Her dancing is exuberant and uninhibited – she wore flowing dresses which looked as though any minute they would slip off her slender frame and there was scandal at one point when she bared her breasts during a performance. The first time she hits the stage is exceptionally ho-hum because it’s in a Paris nightclub and she’s a conventional, if very attractive, dancer of the ooh-la-la persuasion. But when she gets into her stride as a serious dancer, then visually it’s a treat, as she commands the stage – and screen- in a series of sexually provocative sinuous movements.

But, unfortunately, once is enough. You’d have to know a lot more about artistic dance than I do – and I guess the bulk of the original and contemporary cinematic audience – to know what changes she implemented and how, apart from her individual style (she danced solo not as part of an ensemble), her act developed and how it impacted on dance. She ran her own dance schools which probably liberated a ton of young women who were in the mood to be liberated.
But, as a biopic, even with 30 minutes knocked out, it’s way too long at the remaining 140 minutes, and the rest of the cast struggle to offer any competition to the lustrous Isadora.
Vanessa Redgrave, Oscar-nominated, is the best reason to watch and she is certainly compelling and, oddly enough, though there is plenty of incident and drama it somehow isn’t dramatically compelling.
She is generally naïve in her politics and her innocence in this department works to the advantage of the character. But mostly, we flit like a mobile time capsule through different periods, each well defined cinematically, and even though it’s clearly much harder to (in visual terms on film) convince as a genuine dancer than as, for example, a pianist, unless you were an expert on dance you wouldn’t know what to complain about.
You end up with a biopic about an interesting woman rather than a fascinating biopic. Vanessa Redgrave (Blow-Up, 1966) delivers another of her flawed characters and holds the screen effortlessly. The same cannot be said of the insipid males, James Fox (Thoroughly Modern Millie, 1967) and a miscast Jason Robards (Hour of the Gun, 1967).

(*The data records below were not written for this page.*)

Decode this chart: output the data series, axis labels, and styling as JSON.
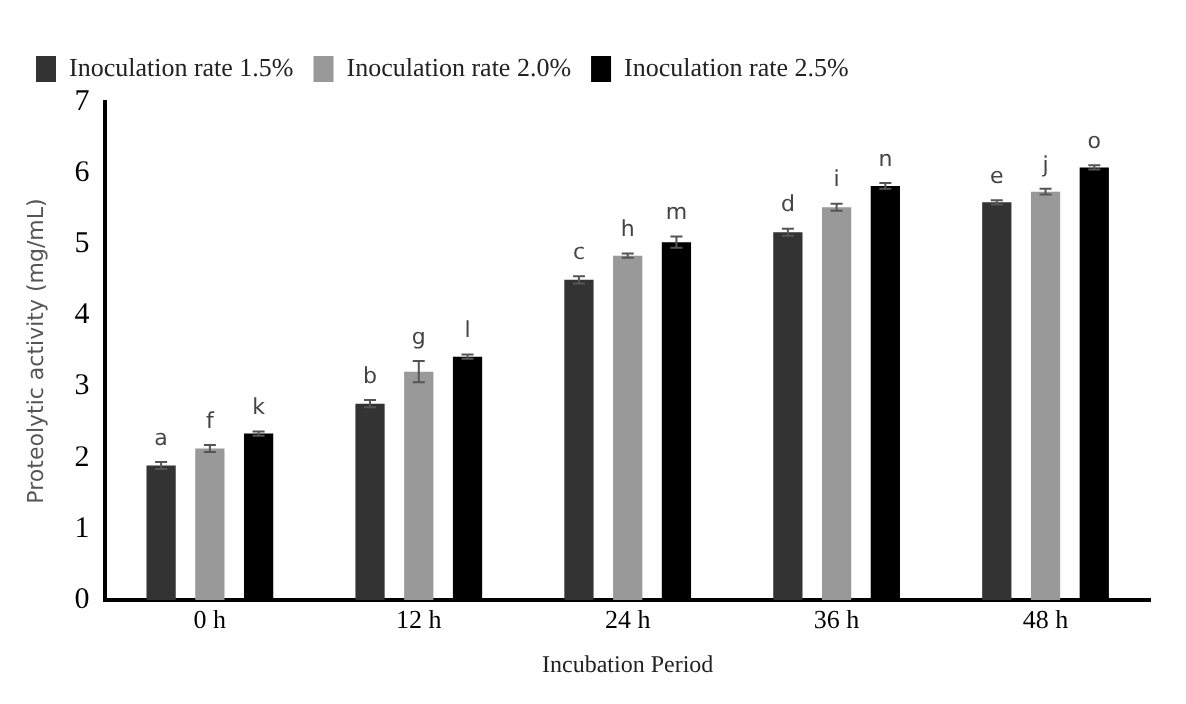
{
  "chart_data": {
    "type": "bar",
    "xlabel": "Incubation Period",
    "ylabel": "Proteolytic activity (mg/mL)",
    "categories": [
      "0 h",
      "12 h",
      "24 h",
      "36 h",
      "48 h"
    ],
    "series": [
      {
        "name": "Inoculation rate 1.5%",
        "color": "#333333",
        "values": [
          1.89,
          2.76,
          4.5,
          5.17,
          5.59
        ],
        "errors": [
          0.05,
          0.05,
          0.05,
          0.05,
          0.03
        ]
      },
      {
        "name": "Inoculation rate 2.0%",
        "color": "#999999",
        "values": [
          2.13,
          3.21,
          4.84,
          5.52,
          5.74
        ],
        "errors": [
          0.05,
          0.15,
          0.03,
          0.05,
          0.04
        ]
      },
      {
        "name": "Inoculation rate 2.5%",
        "color": "#000000",
        "values": [
          2.34,
          3.42,
          5.03,
          5.82,
          6.08
        ],
        "errors": [
          0.03,
          0.03,
          0.08,
          0.04,
          0.03
        ]
      }
    ],
    "ylim": [
      0,
      7
    ],
    "yticks": [
      0,
      1,
      2,
      3,
      4,
      5,
      6,
      7
    ],
    "grid": false,
    "legend": "top left",
    "annotations": [
      "a",
      "b",
      "c",
      "d",
      "e",
      "f",
      "g",
      "h",
      "i",
      "j",
      "k",
      "l",
      "m",
      "n",
      "o"
    ]
  }
}
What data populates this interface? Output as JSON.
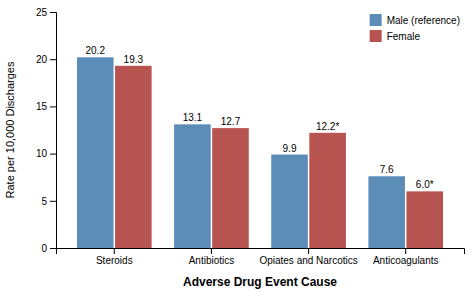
{
  "chart_data": {
    "type": "bar",
    "categories": [
      "Steroids",
      "Antibiotics",
      "Opiates and Narcotics",
      "Anticoagulants"
    ],
    "series": [
      {
        "name": "Male (reference)",
        "color": "#5B8DB8",
        "values": [
          20.2,
          13.1,
          9.9,
          7.6
        ]
      },
      {
        "name": "Female",
        "color": "#B85450",
        "values": [
          19.3,
          12.7,
          12.2,
          6.0
        ],
        "value_labels": [
          "19.3",
          "12.7",
          "12.2*",
          "6.0*"
        ]
      }
    ],
    "xlabel": "Adverse Drug Event Cause",
    "ylabel": "Rate per 10,000 Discharges",
    "ylim": [
      0,
      25
    ],
    "yticks": [
      0,
      5,
      10,
      15,
      20,
      25
    ],
    "data_labels": true,
    "legend": "upper right",
    "grid": false
  }
}
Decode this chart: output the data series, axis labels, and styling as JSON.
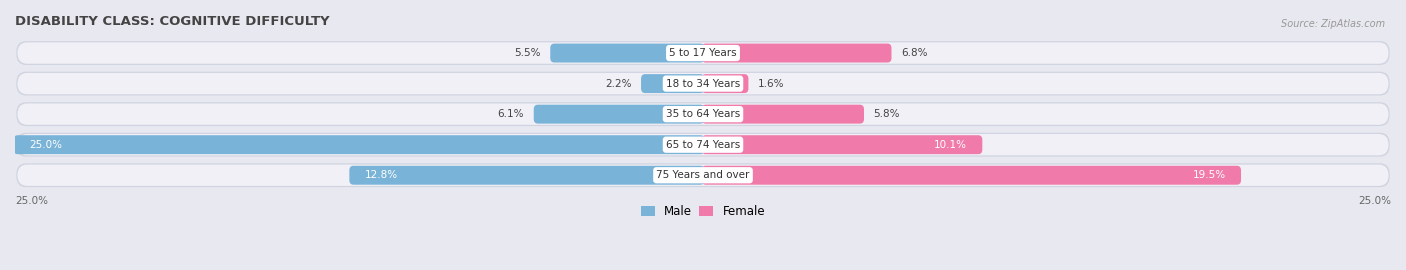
{
  "title": "DISABILITY CLASS: COGNITIVE DIFFICULTY",
  "source": "Source: ZipAtlas.com",
  "categories": [
    "5 to 17 Years",
    "18 to 34 Years",
    "35 to 64 Years",
    "65 to 74 Years",
    "75 Years and over"
  ],
  "male_values": [
    5.5,
    2.2,
    6.1,
    25.0,
    12.8
  ],
  "female_values": [
    6.8,
    1.6,
    5.8,
    10.1,
    19.5
  ],
  "max_val": 25.0,
  "male_color": "#7ab3d8",
  "female_color": "#f07baa",
  "row_outer_color": "#d0d4e0",
  "row_inner_color": "#f0f0f6",
  "title_fontsize": 9.5,
  "bar_label_fontsize": 7.5,
  "cat_label_fontsize": 7.5,
  "legend_labels": [
    "Male",
    "Female"
  ]
}
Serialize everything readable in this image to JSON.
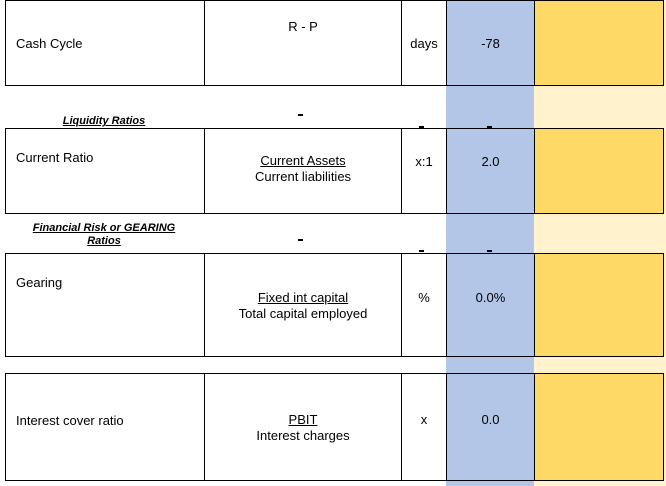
{
  "rows": [
    {
      "label": "Cash Cycle",
      "formula_top": "R - P",
      "formula_bottom": "",
      "unit": "days",
      "value": "-78"
    },
    {
      "label": "Current Ratio",
      "formula_top": "Current Assets",
      "formula_bottom": "Current liabilities",
      "unit": "x:1",
      "value": "2.0"
    },
    {
      "label": "Gearing",
      "formula_top": "Fixed int capital",
      "formula_bottom": "Total capital employed",
      "unit": "%",
      "value": "0.0%"
    },
    {
      "label": "Interest cover ratio",
      "formula_top": "PBIT",
      "formula_bottom": "Interest charges",
      "unit": "x",
      "value": "0.0"
    }
  ],
  "sections": {
    "liquidity": "Liquidity Ratios",
    "gearing_line1": "Financial Risk or GEARING",
    "gearing_line2": "Ratios"
  },
  "colors": {
    "value_column": "#b4c6e7",
    "input_column": "#ffd966",
    "input_band": "#fff2cc"
  }
}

Hard to know what the plans were of director Karel Reisz (Morgan!/Morgan, A Suitable Case for Treatment, 1966) because this isn’t his 168-minute version (the one that was released in the U.S. after disastrous opening weekend was trimmed to 128 minutes and in the UK to 140 minutes). Written by Melvyn Bragg (Play Dirty, 1969) and Clive Exton (10 Rillington Place, 1969) from a number of sources.
Sheds an interesting, but not enough, light on a legendary character.